Poet Samuel Amadon reads from The Hartford Book at Real Art Ways. (Photo courtesy Sam Amadon / July 10, 2012)

we never own up to much more than

being from Hartford

which is something no one from

Hartford would ever deny because

though we're all fucked

we've all been fucked before & for

so long that unlike the rest of you

we'd have to be crazy not

to know by now what to expect next.

Amadon's parents still live in West Hartford, just a few blocks over the city line. Amadon moved to Hartford proper after returning from school.

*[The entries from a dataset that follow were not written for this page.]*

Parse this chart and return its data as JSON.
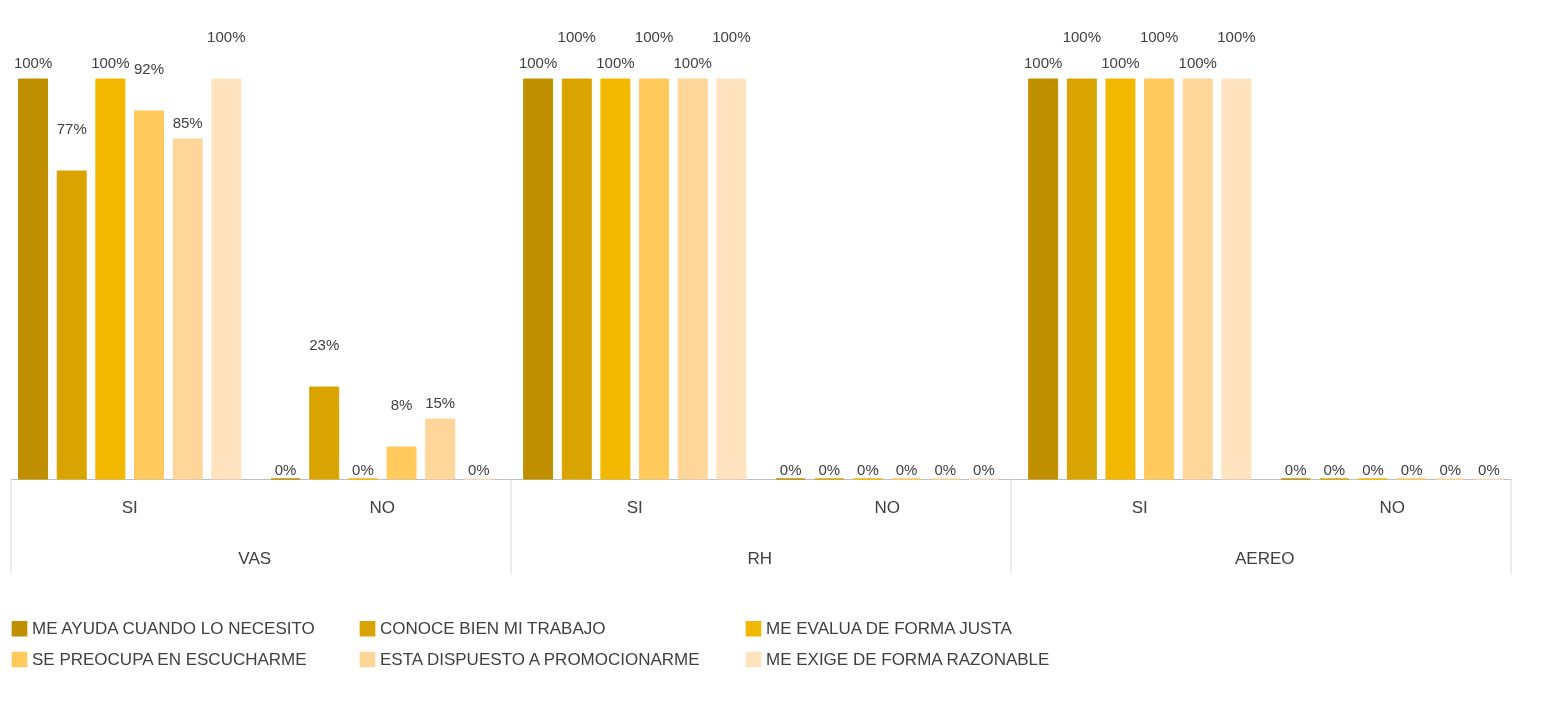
{
  "chart_data": {
    "type": "bar",
    "categories": [
      "SI",
      "NO",
      "SI",
      "NO",
      "SI",
      "NO"
    ],
    "series": [
      {
        "name": "ME AYUDA CUANDO LO NECESITO",
        "color": "#bf8f00",
        "values": [
          100,
          0,
          100,
          0,
          100,
          0
        ],
        "value_labels": [
          "100%",
          "0%",
          "100%",
          "0%",
          "100%",
          "0%"
        ]
      },
      {
        "name": "CONOCE BIEN MI TRABAJO",
        "color": "#d9a300",
        "values": [
          77,
          23,
          100,
          0,
          100,
          0
        ],
        "value_labels": [
          "77%",
          "23%",
          "100%",
          "0%",
          "100%",
          "0%"
        ]
      },
      {
        "name": "ME EVALUA DE FORMA JUSTA",
        "color": "#f2b800",
        "values": [
          100,
          0,
          100,
          0,
          100,
          0
        ],
        "value_labels": [
          "100%",
          "0%",
          "100%",
          "0%",
          "100%",
          "0%"
        ]
      },
      {
        "name": "SE PREOCUPA EN ESCUCHARME",
        "color": "#ffc95c",
        "values": [
          92,
          8,
          100,
          0,
          100,
          0
        ],
        "value_labels": [
          "92%",
          "8%",
          "100%",
          "0%",
          "100%",
          "0%"
        ]
      },
      {
        "name": "ESTA DISPUESTO A PROMOCIONARME",
        "color": "#ffd699",
        "values": [
          85,
          15,
          100,
          0,
          100,
          0
        ],
        "value_labels": [
          "85%",
          "15%",
          "100%",
          "0%",
          "100%",
          "0%"
        ]
      },
      {
        "name": "ME EXIGE DE FORMA RAZONABLE",
        "color": "#ffe3bf",
        "values": [
          100,
          0,
          100,
          0,
          100,
          0
        ],
        "value_labels": [
          "100%",
          "0%",
          "100%",
          "0%",
          "100%",
          "0%"
        ]
      }
    ],
    "annotations": [
      "VAS",
      "RH",
      "AEREO"
    ],
    "legend": "bottom",
    "grid": false
  }
}
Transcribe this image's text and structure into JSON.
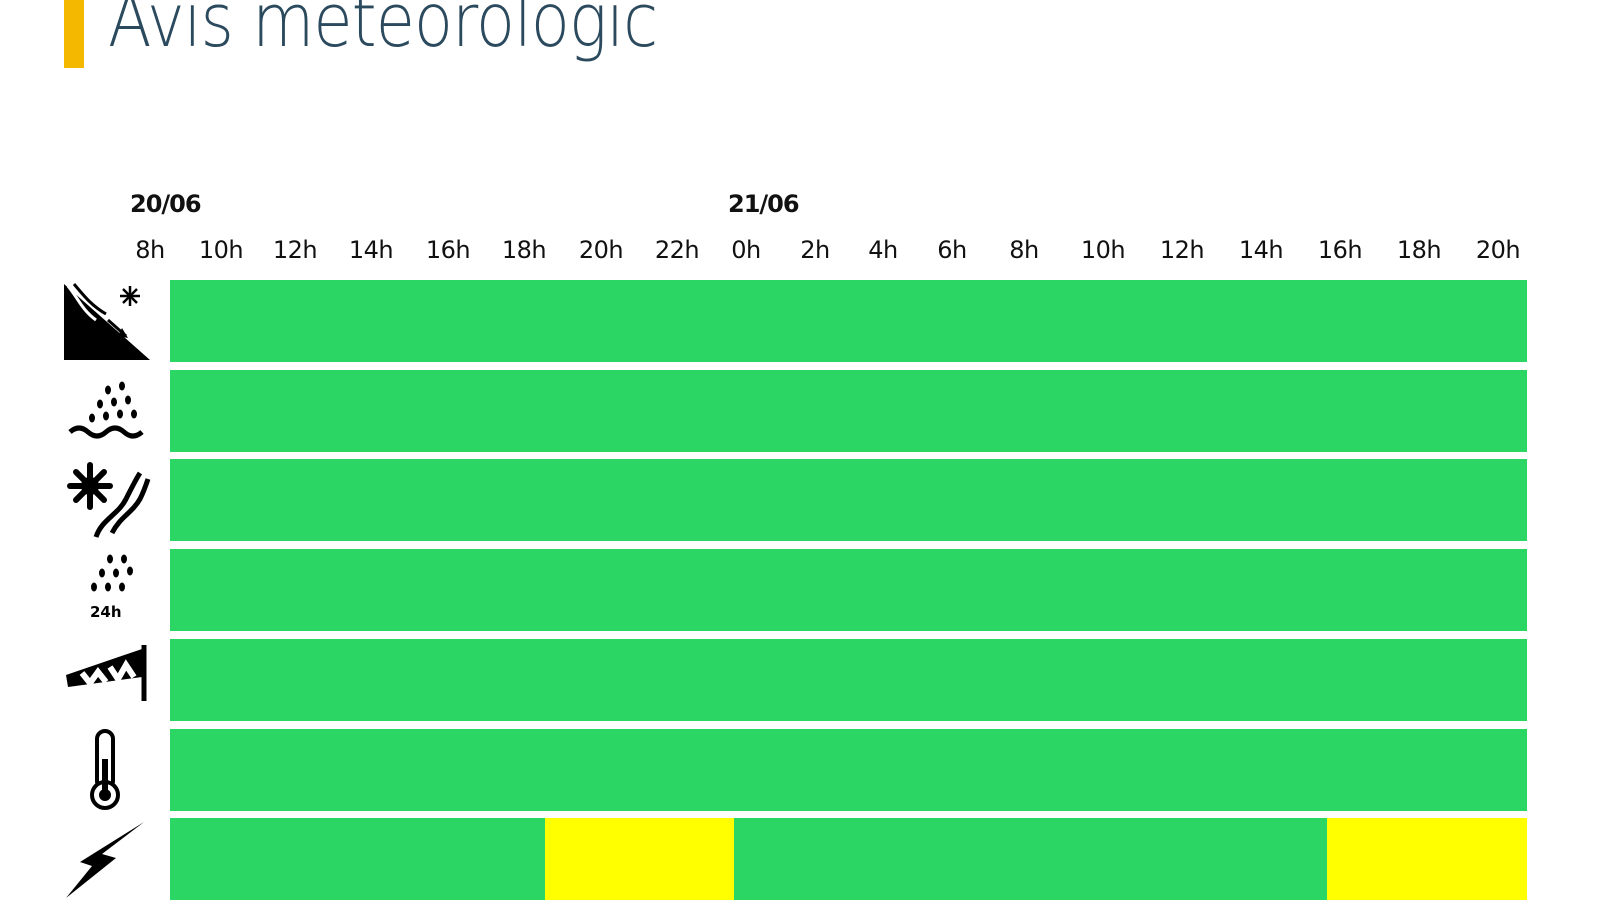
{
  "title": "Avis meteorologic",
  "colors": {
    "accent_bar": "#f5b800",
    "green": "#2bd664",
    "yellow": "#ffff00",
    "title_text": "#2c4a5e"
  },
  "dates": [
    "20/06",
    "21/06"
  ],
  "hours": [
    "8h",
    "10h",
    "12h",
    "14h",
    "16h",
    "18h",
    "20h",
    "22h",
    "0h",
    "2h",
    "4h",
    "6h",
    "8h",
    "10h",
    "12h",
    "14h",
    "16h",
    "18h",
    "20h"
  ],
  "timeline": {
    "start_hour_offset": 0,
    "span_hours": 38
  },
  "rows": [
    {
      "icon": "avalanche-icon",
      "segments": [
        {
          "from": 0,
          "to": 38,
          "level": "green"
        }
      ]
    },
    {
      "icon": "flood-rain-icon",
      "segments": [
        {
          "from": 0,
          "to": 38,
          "level": "green"
        }
      ]
    },
    {
      "icon": "snow-wind-icon",
      "segments": [
        {
          "from": 0,
          "to": 38,
          "level": "green"
        }
      ]
    },
    {
      "icon": "rain-24h-icon",
      "icon_text": "24h",
      "segments": [
        {
          "from": 0,
          "to": 38,
          "level": "green"
        }
      ]
    },
    {
      "icon": "windsock-icon",
      "segments": [
        {
          "from": 0,
          "to": 38,
          "level": "green"
        }
      ]
    },
    {
      "icon": "thermometer-icon",
      "segments": [
        {
          "from": 0,
          "to": 38,
          "level": "green"
        }
      ]
    },
    {
      "icon": "lightning-icon",
      "segments": [
        {
          "from": 0,
          "to": 10.5,
          "level": "green"
        },
        {
          "from": 10.5,
          "to": 15.8,
          "level": "yellow"
        },
        {
          "from": 15.8,
          "to": 32.4,
          "level": "green"
        },
        {
          "from": 32.4,
          "to": 38,
          "level": "yellow"
        }
      ]
    }
  ]
}
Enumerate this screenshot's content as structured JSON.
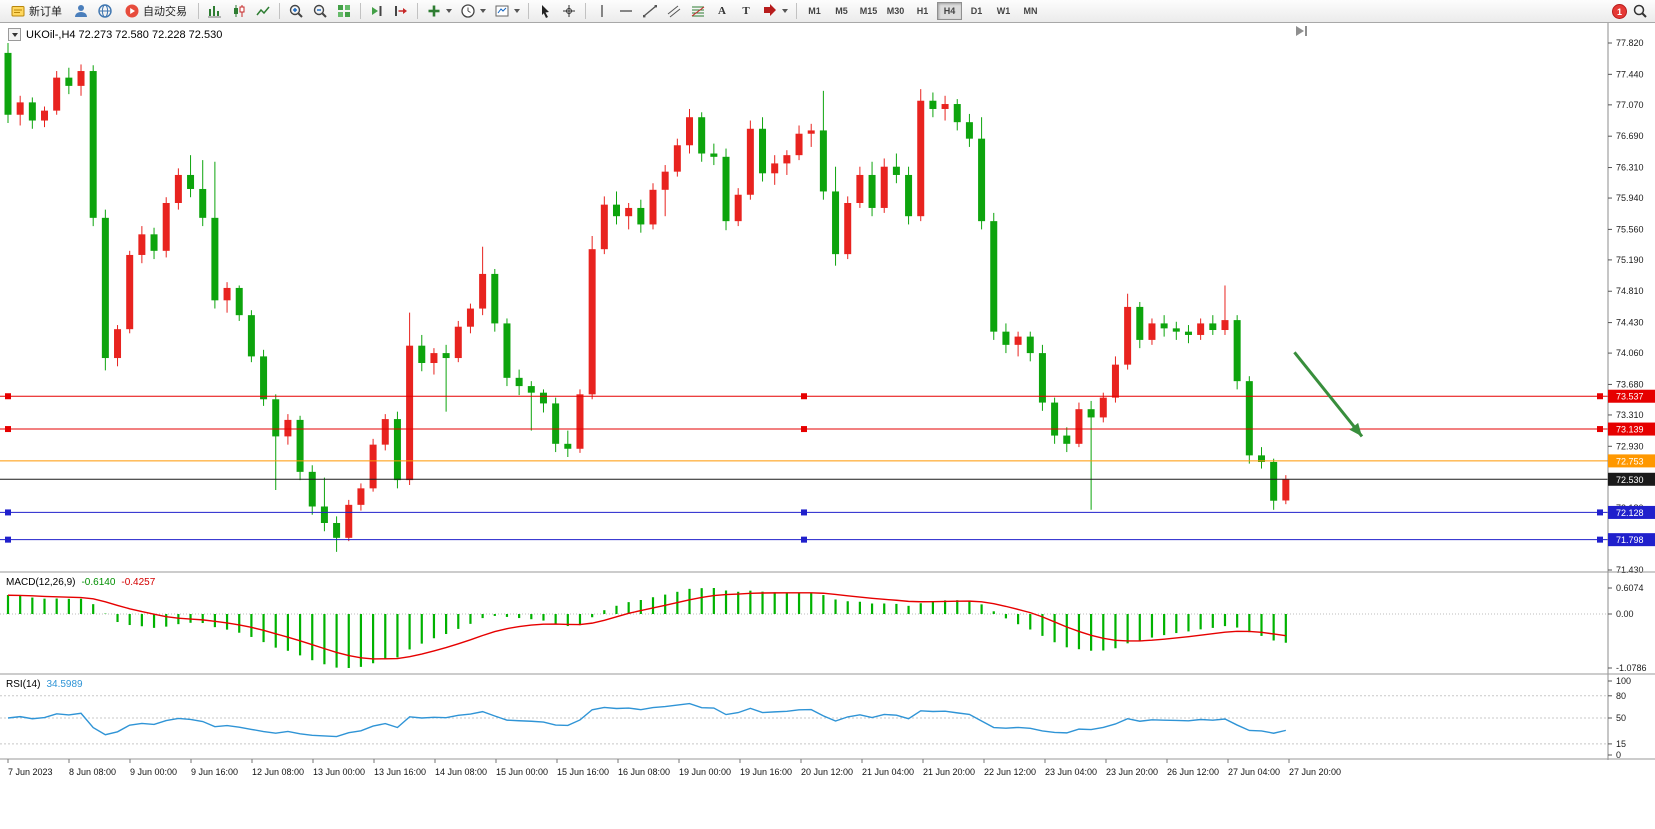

He says he wrote these poems because he found himself talking about Hartford so much once he left — in Boston at college, and in New York for grad school. "I was always talking about Hartford because I loved it," he says. Even in places so close to Hartford, people didn't quite get it.

"I guess I was trying to explain what it's like, because people have a very different idea about what Connecticut is like," says Amadon. I mention a detail from one of the poems, a line that seemed almost too cinematic in its awful mundane hard-heartedness. In it, old people evacuate a burning nursing home, shuffling into the street to avoid the smoke, and the impatient drivers in the road honk at the evacuees. Amadon confirms that he witnessed it. But he's not judging anybody, even the jerks in traffic.

"This is a book that I wrote about loving Hartford," he says. "I love the assholes."